Nine out of 10 of Hedley’s buyers have to pay this premium, he says. On a property price of £2m, the stamp duty rate is now 3.7 percentage points higher than it was before 2014 — an additional cost of about £74,000. But it is not all bad news for buyers: according to Savills, prime prices in Marylebone have fallen 7.8 per cent since 2014, meaning that buying the same property now, including the increased stamp duty, should still result in a net saving of more than £105,000 on the total cost in 2014.
What the developers say
New developments may be particularly exposed to property market fluctuations because they tend to be more speculative purchases and are popular with international investors. “Since spring there has been a surge in demand from owner-occupiers for some of the best apartments in our developments,” says Gabriel York, co-chief executive of Lodha UK.
The Mumbai-based developer has two luxury projects in London: Lincoln Square, a development of 221 homes near Lincoln’s Inn Fields, where a one-bedroom flat costs £1.6m; and One Grosvenor Square, a development of 48 homes in Mayfair, where two-bedroom apartments start at £8m.

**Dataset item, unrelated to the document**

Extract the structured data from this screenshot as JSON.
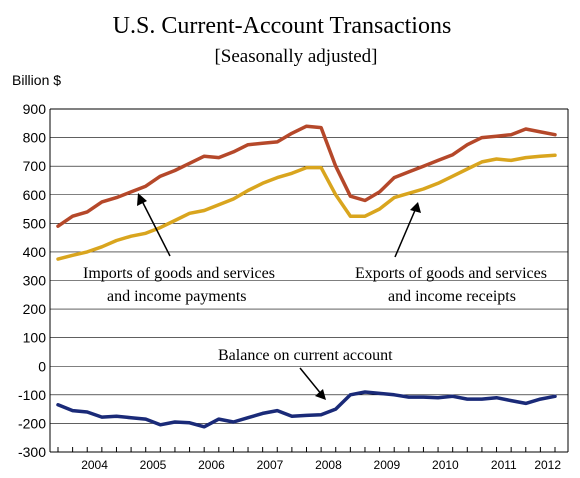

York was unable to give the latest sales numbers to the FT, but as of 31 March this year, Lodha had sold 12 homes at One Grosvenor Square and 146 at Lincoln Square, according to Moody’s. According to Vikas Halan, senior vice-president at the rating agency, London sales in the nine months to December 2018 were only half what Moody’s expected — a factor in its decision in May to change Lodha’s outlook to negative.
So is now the right time to buy property in London?
If prices in prime central London recover, the effect will probably filter down into what Lucian Cook calls London’s “wealth corridors” — those swaths of smart homes that radiate from central London into areas such as Fulham, Wandsworth, Chiswick and Islington. However, despite there being the general belief among estate agents that benefits will trickle down — because that is what happened after the financial crisis, the last time house prices slumped — that may not be the case this time, says Neal Hudson director of Residential Analysts.
“There has not been any real correction in the wider London market,” he says. “In fact, it looks like more of a stagnation that correction. The big transaction falls happened a couple of years ago and now the number of sales are just bumping along at very low levels and house price growth is kind of going sideways.”
Affordability has barely budged and, thanks to stamp duty reforms, and the removal of certain tax breaks for landlords, there are far fewer buy-to-let investors in the market than there were five years ago.
“We are probably at peak first-time-buyer pricing, given that mortgage rates and lending criteria are where they are,” says Hudson.
How likely are they to change? At present, mortgage lenders are required to limit the amount they lend above the 4.5 times-salary threshold to 15 per cent, says David Hollingworth of L & C Mortgages. “Lenders must demonstrate borrower affordability, so there isn’t necessarily any great growth in the amounts that the majority of borrowers can secure without growing income,” he says.
“I’m not necessarily convinced it is a good time to buy,” says Hudson. “Not least because there are still massive political and economic risks in the event that something stupid happens with Brexit. The risks of waiting six months are minimal.”
But waiting is not right for everyone. Lottie Bodilly and her partner would have certainly lost out on a flat they loved if they had not committed to buying it. They can afford the mortgage repayments and they intend to stay for a while.
If you put your life on hold in the search for conclusive proof that the property market has reset itself, be prepared to wait for a long time indeed.